Una delle principali ragioni dietro al recente atto di violenza che ha colpito la Turchia è che i curdi hanno conosciuto un recente successo politico nelle elezioni del Paese nel 2015 quando il Partito Democratico Popolare filo-curdo (HDP) ha impedito al presidente Erdogan di realizzare il suo sogno che consisteva nella creazione di un sistema presidenziale esecutivo in Turchia, il che avrebbe comportato una maggiore presa di potere da parte del Parlamento. Al tempo stesso, sebbene i curdi siano stati le vittime immediate della nascita dell’ISIL (Stato Islamico) nella regione, sono anche apparsi come i più potenti avversari militari nella regione del Kurdistan dell’Iraq e in Rojava, le regioni della Siria prevalentemente curde.
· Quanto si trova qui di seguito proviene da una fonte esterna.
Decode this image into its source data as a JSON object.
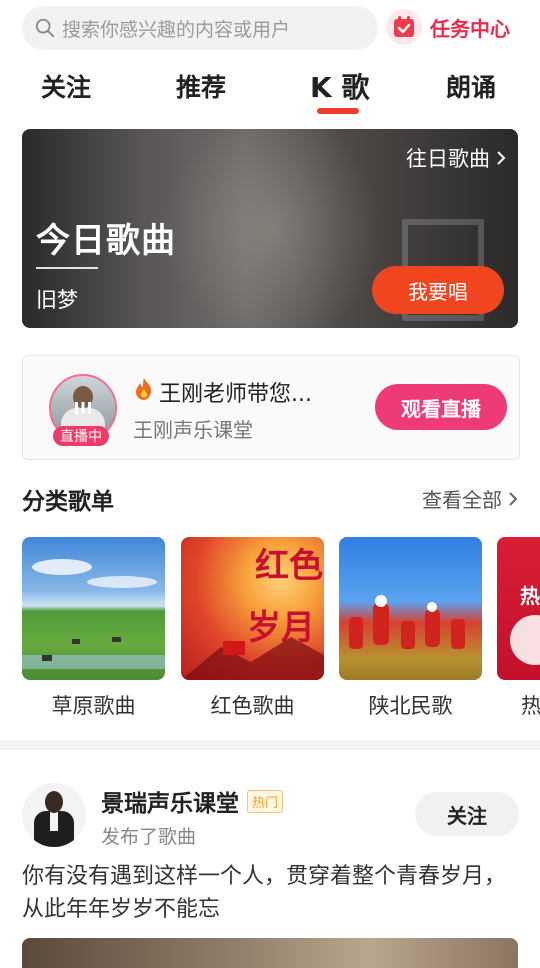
{
  "search": {
    "placeholder": "搜索你感兴趣的内容或用户"
  },
  "task_center": {
    "label": "任务中心"
  },
  "tabs": [
    {
      "label": "关注",
      "active": false
    },
    {
      "label": "推荐",
      "active": false
    },
    {
      "label": "K 歌",
      "active": true
    },
    {
      "label": "朗诵",
      "active": false
    }
  ],
  "banner": {
    "title": "今日歌曲",
    "song": "旧梦",
    "past_link": "往日歌曲",
    "sing_button": "我要唱"
  },
  "live": {
    "badge": "直播中",
    "title": "王刚老师带您...",
    "subtitle": "王刚声乐课堂",
    "watch_button": "观看直播"
  },
  "category": {
    "title": "分类歌单",
    "more": "查看全部",
    "items": [
      {
        "label": "草原歌曲"
      },
      {
        "label": "红色歌曲"
      },
      {
        "label": "陕北民歌"
      },
      {
        "label": "热"
      }
    ],
    "cover_text": {
      "hongse": "红色岁月",
      "partial": "热"
    }
  },
  "post": {
    "author": "景瑞声乐课堂",
    "tag": "热门",
    "action": "发布了歌曲",
    "follow_button": "关注",
    "text": "你有没有遇到这样一个人，贯穿着整个青春岁月，从此年年岁岁不能忘"
  },
  "colors": {
    "accent": "#ee3b2c",
    "live_pink": "#ef3a78",
    "task_red": "#ee2a4a"
  }
}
Infatti, in questa regione della Siria la città di Kobane è diventata il simbolo della resistenza curda nel Medio Oriente e qui i curdi hanno ottenuto un crescente riconoscimento internazionale e la legittimità per la loro resistenza. Si potrebbe affermare che, in seguito a questi diversi successi in Turchia, la violenza contro i curdi possa essere proprio collegata all’esaltazione della voce curda sia a livello nazionale che regionale. Il presidente turco è ben consapevole che spesso in Turchia il nazionalismo ufficiale converge con il nazionalismo popolare e questo spiega perché durante gli ultimi mesi e settimane gli attacchi nazionalisti turchi hanno preso di mira sia le sedi del Partito filo-curdo (HDP) sia le piccole imprese curde. Ciò spiega anche in parte perché la violenza tra i turchi e i curdi ora si sia ‘spostata’ (per usare il termine di Edward Said) dal Medio Oriente all’Europa, con i principali scontri che hanno avuto luogo tra le grandi comunità della diaspora curda e turca in Germania e in Svezia.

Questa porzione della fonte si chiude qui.